Et puis ce qui m'attend nécessite toute mon attention, c'est un voyage dans le temps, Amman, qui fut pour moi la découverte du monde arabe, il y a huit ans, neuf, Amman, la porte de l'ailleurs. Une ville toute proche de Ramallah, mais je n'ai pas voulu m'y rendre plus tôt – risque d'être refoulé à la frontière, au retour, et puis aussi surtout, l'appréhension de voir le présent détruire la beauté de mes souvenirs. J'ai gardé Amman dans un tiroir, je l'admirais à mon bon plaisir : maintenant je peux retourner à cet endroit, et je sais que c'est une autre ville que je verrai, elle me rappellera Amman mais je n'en attends rien de plus, même si ce matin j'aurais aimé courir vers Amman comme vers une amie qu'on n'a pas vu depuis trop longtemps.

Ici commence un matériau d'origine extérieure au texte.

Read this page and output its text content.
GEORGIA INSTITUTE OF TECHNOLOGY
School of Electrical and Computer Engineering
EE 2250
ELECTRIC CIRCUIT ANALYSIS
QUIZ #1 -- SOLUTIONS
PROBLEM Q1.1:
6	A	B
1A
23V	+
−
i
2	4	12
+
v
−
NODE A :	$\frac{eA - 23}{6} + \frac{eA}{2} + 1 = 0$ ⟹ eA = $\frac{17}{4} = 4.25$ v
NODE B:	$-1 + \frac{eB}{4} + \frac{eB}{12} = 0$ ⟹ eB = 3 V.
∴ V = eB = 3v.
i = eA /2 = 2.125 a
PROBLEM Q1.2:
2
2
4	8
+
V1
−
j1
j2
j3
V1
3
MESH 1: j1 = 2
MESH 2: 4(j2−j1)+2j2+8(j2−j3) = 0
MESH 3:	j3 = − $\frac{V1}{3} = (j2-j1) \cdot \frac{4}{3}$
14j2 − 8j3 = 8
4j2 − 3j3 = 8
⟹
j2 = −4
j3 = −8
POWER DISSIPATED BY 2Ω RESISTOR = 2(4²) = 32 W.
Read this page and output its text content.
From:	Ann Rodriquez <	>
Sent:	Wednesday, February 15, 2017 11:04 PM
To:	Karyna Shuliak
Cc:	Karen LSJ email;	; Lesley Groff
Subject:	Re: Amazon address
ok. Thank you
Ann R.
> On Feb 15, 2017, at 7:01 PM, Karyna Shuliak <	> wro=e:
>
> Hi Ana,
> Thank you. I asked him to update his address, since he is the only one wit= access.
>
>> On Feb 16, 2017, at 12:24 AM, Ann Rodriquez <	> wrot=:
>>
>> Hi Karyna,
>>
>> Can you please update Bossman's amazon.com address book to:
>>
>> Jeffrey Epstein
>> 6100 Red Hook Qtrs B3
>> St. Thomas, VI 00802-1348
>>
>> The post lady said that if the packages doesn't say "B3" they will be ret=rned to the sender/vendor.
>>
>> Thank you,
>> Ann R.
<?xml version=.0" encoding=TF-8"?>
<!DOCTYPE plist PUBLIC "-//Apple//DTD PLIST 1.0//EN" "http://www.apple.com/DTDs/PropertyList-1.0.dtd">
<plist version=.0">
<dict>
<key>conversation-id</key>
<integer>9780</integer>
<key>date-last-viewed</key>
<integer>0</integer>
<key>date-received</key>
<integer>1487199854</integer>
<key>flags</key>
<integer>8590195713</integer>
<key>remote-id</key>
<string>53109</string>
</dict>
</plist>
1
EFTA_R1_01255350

Sauf qu'ici on ne court jamais bien loin, il y a toujours quelqu'un pour vous arrêter et vous demander votre passeport. Ou pour vous proposer de jouer aux dés. Je me demande qui a eu l'idée de décorer ainsi les blocs de béton, à la frontière. Comme si l'Occupation était un jeu… ce qu'elle est, finalement, un jeu de hasard, passera, passera pas, quand on est Palestinien on n'est jamais bien sûr de rien, avant que les dés ne s'arrêtent. Ici, la face supérieure est blanche, seraient-ils pipés, se demande-t-il en prenant la photo. Ce n'est que le premier barrage de cette étrange frontière, il y en a exactement 123 après, j'exagère un peu, 123 c'était la durée qu'il nous a fallu, en minutes, pour les passer, ces barrages, monter dans un bus autorisé, descendre, les premiers guichets, une jeune soldate dans la lune voit le tampon Erez sur le passeport, dans son cerveau embrumé quelque chose se met en marche, elle nous pose la question rituelle, pourquoi êtes-vous allés à Nasa ? On aurait pu jouer aux cons et lui dire que la Nasa avait besoin de nous, mais il vaut mieux lui expliquer vite fait, pour Gaza, même si visiblement elle ne sait pas trop où c'est, ce truc-là, sur la lune peut-être. Monter dans un autre bus autorisé, et le no man's land, les barbelés et les mines, dépasser la foule des pèlerins qui se rendent à la Mecque, et qui ont droit à bien plus d'égards que nous, leurs valises en tas dans la poussière.
 
Ensuite la vallée du Jourdain, verdoyante, et la remontée vers la ville, et la ville, qui se déploie doucement dans le désert. Des endroits que je crois reconnaître, et puis non. Des travaux partout, des buildings comme des champignons, il me faudra faire un effort, pour retrouver Amman, pour la présenter à ma douce. On n'en a pas le temps, à peine nos valises posées dans le bureau de ses collègues on s'en va à l'Ambassade du Bangladesh, dans l'espoir d'un visa rapide. Le chauffeur du taxi est Palestinien, évidemment, ils sont la majorité en Jordanie, un vieux Palestinien qui n'a plus toutes ses dents, mais plein d'histoires à raconter, et celle-ci qui résume toutes les autres : parti de Tulkarem en 1967, il n'a revu son pays qu'une fois, dans le flou qui précédait les accords d'Oslo, en 1993. Depuis, on lui a toujours refusé l'accès à ces collines qu'il peut voir, par temps clair, depuis Amman. Il fait temps clair tous les jours, à Amman.
 
Et voilà déjà la Palestine qui me rattrape… Je sais que je ne n'oublierai jamais ce satané conflit, et qu'il fera toujours partie de moi, j'aimerais juste m'en détacher quelques jours, mais faire ses valises et passer une frontière ne suffit pas à changer d'air… la quête de mes petits souvenirs personnels attendra demain.